The advantages of statistical MT are fast development cycles, low cost, robustness, superior lexical selection and relative fluency due to the use of language models. But (pure) statistical MT has also disadvantages: It needs large amounts of data, which for many language pairs are not available, and are unlikely to become available in the foreseeable future. This problem is especially relevant for under-resourced languages. Recent advances in factored morphological models and syntax-based models in SMT indicate that non-statistical symbolic representations and processing models need to have their proper place in MT research and development, and more research is needed to understand how to develop and integrate these non-statistical models most efficiently.

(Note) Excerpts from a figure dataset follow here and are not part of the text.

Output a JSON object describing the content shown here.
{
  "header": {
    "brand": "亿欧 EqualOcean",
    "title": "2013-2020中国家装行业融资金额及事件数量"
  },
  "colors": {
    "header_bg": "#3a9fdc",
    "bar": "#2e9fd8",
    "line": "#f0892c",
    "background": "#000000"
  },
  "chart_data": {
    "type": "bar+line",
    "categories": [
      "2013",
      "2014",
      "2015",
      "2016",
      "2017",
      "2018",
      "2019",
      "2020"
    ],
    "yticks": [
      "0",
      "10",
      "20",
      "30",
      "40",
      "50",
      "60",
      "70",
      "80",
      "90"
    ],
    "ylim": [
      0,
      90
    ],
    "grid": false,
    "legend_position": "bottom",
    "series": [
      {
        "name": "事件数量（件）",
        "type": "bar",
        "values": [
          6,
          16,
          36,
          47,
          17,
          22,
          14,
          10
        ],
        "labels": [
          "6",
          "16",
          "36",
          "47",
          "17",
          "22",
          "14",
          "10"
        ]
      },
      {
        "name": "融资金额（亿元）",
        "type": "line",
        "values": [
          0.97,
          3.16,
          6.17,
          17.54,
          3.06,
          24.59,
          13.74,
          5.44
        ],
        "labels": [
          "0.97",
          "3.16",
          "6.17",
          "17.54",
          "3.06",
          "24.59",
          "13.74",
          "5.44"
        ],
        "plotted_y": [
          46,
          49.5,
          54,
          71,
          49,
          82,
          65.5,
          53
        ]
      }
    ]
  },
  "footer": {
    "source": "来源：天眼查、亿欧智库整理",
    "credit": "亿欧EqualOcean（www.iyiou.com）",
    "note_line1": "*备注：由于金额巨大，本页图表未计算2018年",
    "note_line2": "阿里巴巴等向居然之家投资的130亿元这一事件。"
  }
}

The advantages of rule-based MT are that its rules and representations are geared towards human understanding and can be more easily checked, corrected and exploited for applications outside of machine translation such as dictionaries, text understanding and dialog systems. But (pure) rule-based MT has also severe disadvantages, among them slow development cycles, high cost, a lack of robustness in the case of incorrect input, and difficulties in making correct choices with respect to ambiguous words, structures, and transfer equivalents.
The translations of statistical systems are often surprisingly good with respect to phrases and short distance collocations, but they often fail when selectional preferences need to be based on more distant words. In contrast, the output of rule-based systems is often surprisingly good if the parser assigns the correct analysis to a sentence. However, it usually leaves something to be desired if the correct analysis cannot be computed, or if there is not enough information for selecting the correct target words when translating ambiguous words and structures. Given the complementarity of statistical and rule-based MT, it is natural that the boundaries among them have narrowed. The question is what the combined architecture should look like. In the past few years, in the MT scientific community, the interest in hybridization and system combination has significantly increased. This is why a large number of approaches for constructing hybrid MT have already been proposed offering a considerable potential of improving MT quality and efficiency. Mainly, the following hybrid MT systems can be identified: (1) SMT models augmented with morphological, syntactic or semantic information; (2) Rule-based MT systems are using parallel and comparable corpora to improve results by enriching their lexicons and grammars and by applying new methods for disambiguation; (3) MT system combination based on different MT paradigms (including voting systems); (4) various post-editing approaches. There is also great potential in expanding hybrid MT systems with techniques, tools and processing resources from other areas of NLP, such as Information Extraction, Information Retrieval, Question Answering, Semantic Web, Automatic Semantic Inferencing. The aim of the proposed workshop is to bring together and share ideas among researchers developing statistical, example-based, or rule-based translation systems and who enhance MT systems with elements from the other approaches. Hereby a focus will be on effectively combining linguistic and data driven approaches (rule-based and statistical MT).